The brooding style that Cliff popularized may or may not have had anything to do with his personal life, but in his case (far more so than with Brando or Dean) there is at least some cause for speculation. Montgomery Cliff's last heterosexual relationship was with a bisexual woman. After that ended around 1950, he was exclusively gay, a not well kept secret which estranged him from his dad. Studio publicity hacks weren't especially adept at dealing with such matters in that period and so they simply lied and had him involved with all sorts of leading ladies, a dishonesty which led the young man to get involved with prescription pills and eventually alcohol. In 1957, he wrecked his car while leaving a party at Elizabeth Taylor's house, ruining much of the left side of his face. Even though he had plastic surgery to repair himself, the studios began filming his right profile to maintain the handsome image his fans apparently craved.
Even though much of what I just wrote happened after the making of I Confess, I think it's still relevant because there are some folks out there for whom acting in movies provides a kind of catharsis they need to experience vicariously through their other selves. If that's really the case here, it might explain Monty Cliff's unending appeal.
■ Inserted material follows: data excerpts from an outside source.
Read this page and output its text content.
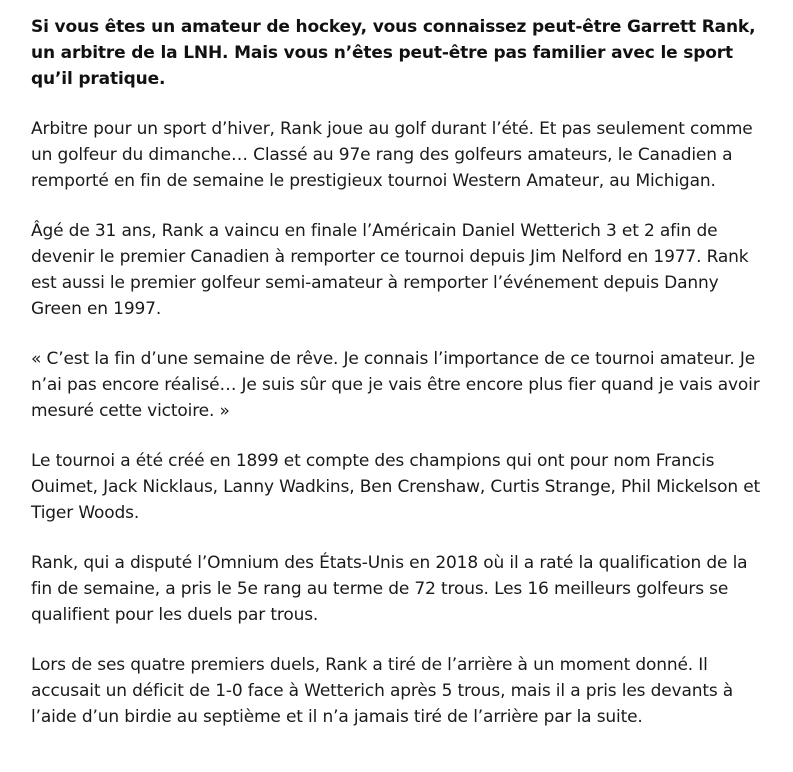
Si vous êtes un amateur de hockey, vous connaissez peut-être Garrett Rank, un arbitre de la LNH. Mais vous n’êtes peut-être pas familier avec le sport qu’il pratique.

Arbitre pour un sport d’hiver, Rank joue au golf durant l’été. Et pas seulement comme un golfeur du dimanche… Classé au 97e rang des golfeurs amateurs, le Canadien a remporté en fin de semaine le prestigieux tournoi Western Amateur, au Michigan.

Âgé de 31 ans, Rank a vaincu en finale l’Américain Daniel Wetterich 3 et 2 afin de devenir le premier Canadien à remporter ce tournoi depuis Jim Nelford en 1977. Rank est aussi le premier golfeur semi-amateur à remporter l’événement depuis Danny Green en 1997.

« C’est la fin d’une semaine de rêve. Je connais l’importance de ce tournoi amateur. Je n’ai pas encore réalisé… Je suis sûr que je vais être encore plus fier quand je vais avoir mesuré cette victoire. »

Le tournoi a été créé en 1899 et compte des champions qui ont pour nom Francis Ouimet, Jack Nicklaus, Lanny Wadkins, Ben Crenshaw, Curtis Strange, Phil Mickelson et Tiger Woods.

Rank, qui a disputé l’Omnium des États-Unis en 2018 où il a raté la qualification de la fin de semaine, a pris le 5e rang au terme de 72 trous. Les 16 meilleurs golfeurs se qualifient pour les duels par trous.

Lors de ses quatre premiers duels, Rank a tiré de l’arrière à un moment donné. Il accusait un déficit de 1-0 face à Wetterich après 5 trous, mais il a pris les devants à l’aide d’un birdie au septième et il n’a jamais tiré de l’arrière par la suite.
It also provides a little irony since he is playing a man whom no woman care have.
It certainly works as an explanation for why he's so amazing in this movie. Malden is fine, sounding almost exactly the way he did in all his other films. Baxter never did better work than what she did here. And even though Cliff's performance may not be quite what it was in Red River, A Place in the Sun, or From Here to Eternity, it was more than good enough to immortalize this movie as one of Hitchcock's five best.